A Whale of a Story: Clickjackers Use Tragedy in Japan to Make Money

Although you are probably savvy enough to avoid the average clickjacking scam, you might find that it is tough to draw the distinction between a real news story and a hoax when it comes to a serious tragedy. The tsunami in Japan recently unleashed a torrent of clickjacking attacks that tried to tug at heart strings. As quickly as these videos spread, though, journalists and bloggers followed with warnings.

One, however, seems to have slipped through, possibly because of its unique “content.”

Facebook users might have recently seem a link to a video that claims to show a whale smashing into the side of a building. That’s the kind of image that one would expect to see in a terrible sci-fi movie. The opportunity to see it actually happened caused many people to shut down the critical part of their brains and follow the link.

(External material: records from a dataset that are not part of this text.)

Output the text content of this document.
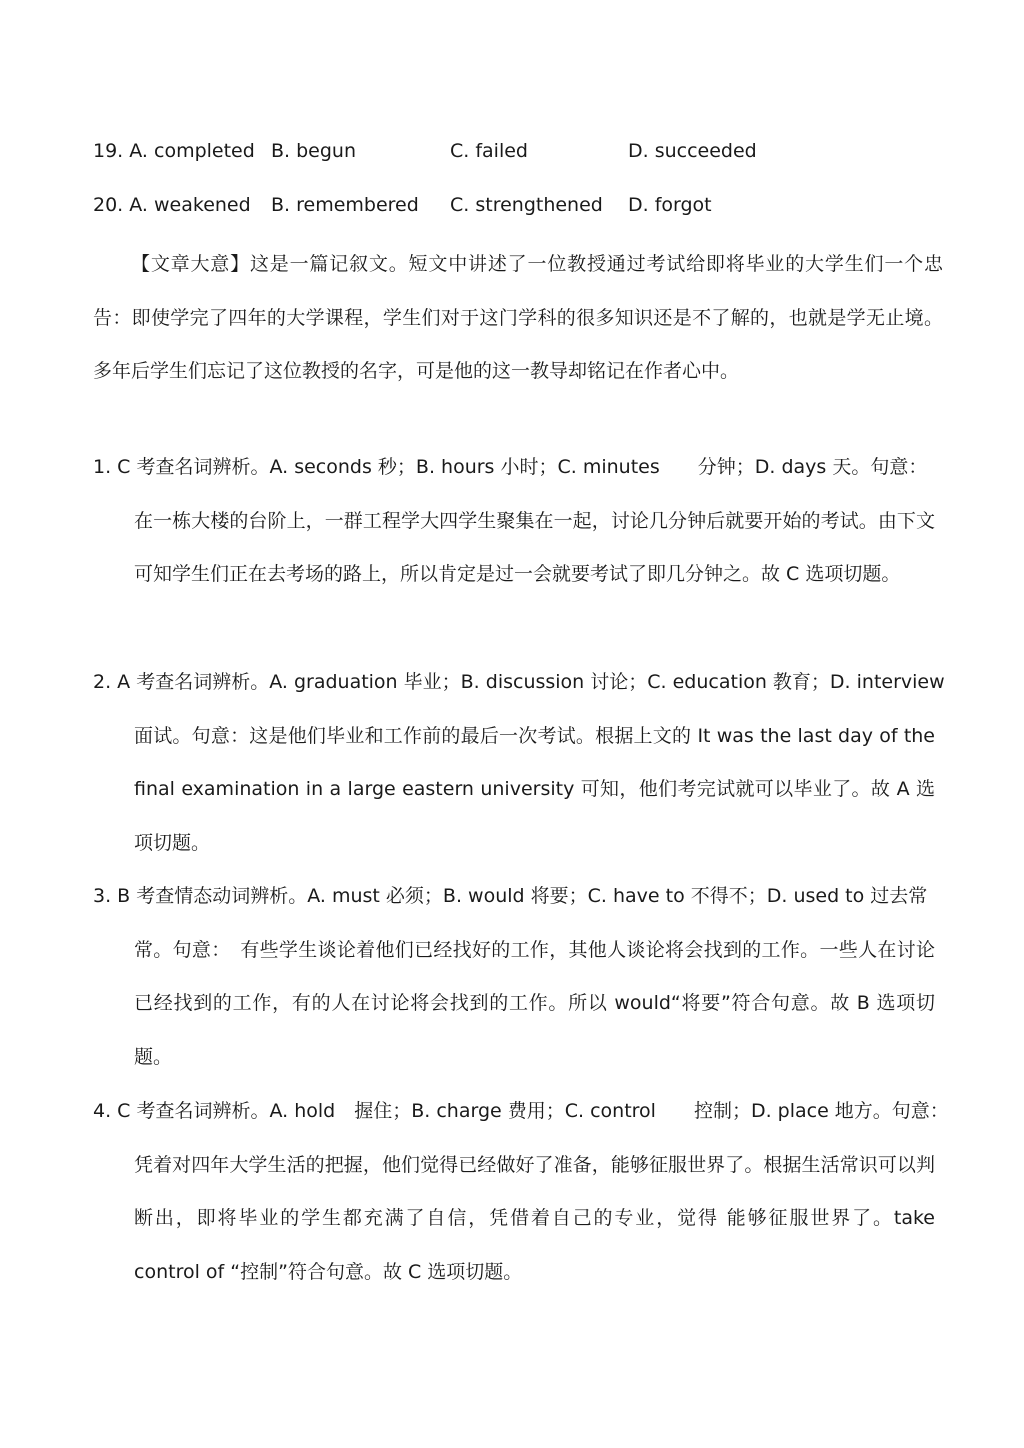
19. A. completed B. begun	C. failed	D. succeeded
20. A. weakened B. remembered C. strengthened D. forgot
【文章大意】这是一篇记叙文。短文中讲述了一位教授通过考试给即将毕业的大学生们一个忠告：即使学完了四年的大学课程，学生们对于这门学科的很多知识还是不了解的，也就是学无止境。多年后学生们忘记了这位教授的名字，可是他的这一教导却铭记在作者心中。
1. C 考查名词辨析。A. seconds 秒；B. hours 小时；C. minutes　　分钟；D. days 天。句意：
在一栋大楼的台阶上，一群工程学大四学生聚集在一起，讨论几分钟后就要开始的考试。由下文可知学生们正在去考场的路上，所以肯定是过一会就要考试了即几分钟之。故 C 选项切题。
2. A 考查名词辨析。A. graduation 毕业；B. discussion 讨论；C. education 教育；D. interview
面试。句意：这是他们毕业和工作前的最后一次考试。根据上文的 It was the last day of the final examination in a large eastern university 可知，他们考完试就可以毕业了。故 A 选项切题。
3. B 考查情态动词辨析。A. must 必须；B. would 将要；C. have to 不得不；D. used to 过去常
常。句意：　有些学生谈论着他们已经找好的工作，其他人谈论将会找到的工作。一些人在讨论已经找到的工作，有的人在讨论将会找到的工作。所以 would“将要”符合句意。故 B 选项切题。
4. C 考查名词辨析。A. hold　握住；B. charge 费用；C. control　　控制；D. place 地方。句意：
凭着对四年大学生活的把握，他们觉得已经做好了准备，能够征服世界了。根据生活常识可以判断出，即将毕业的学生都充满了自信，凭借着自己的专业，觉得 能够征服世界了。take control of “控制”符合句意。故 C 选项切题。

Of course, they never got to see the whale.

Instead, they anyone who followed the link would have seen what looked like a video player embedded in a web page. Clicking on the “play” button, however, didn’t execute the promised video. Clicking on the button only opened an online survey.

So far, it doesn’t seem that this clickjack attack has caused any serious problems for those who fell for it. Considering that some people inevitably took the quizzes, though, the hackers in charge of this charade undoubtedly made some money.

Many clickjackers use online survey to generate income. Using one that takes advantage of an international tragedy, however, is absolutely heartless.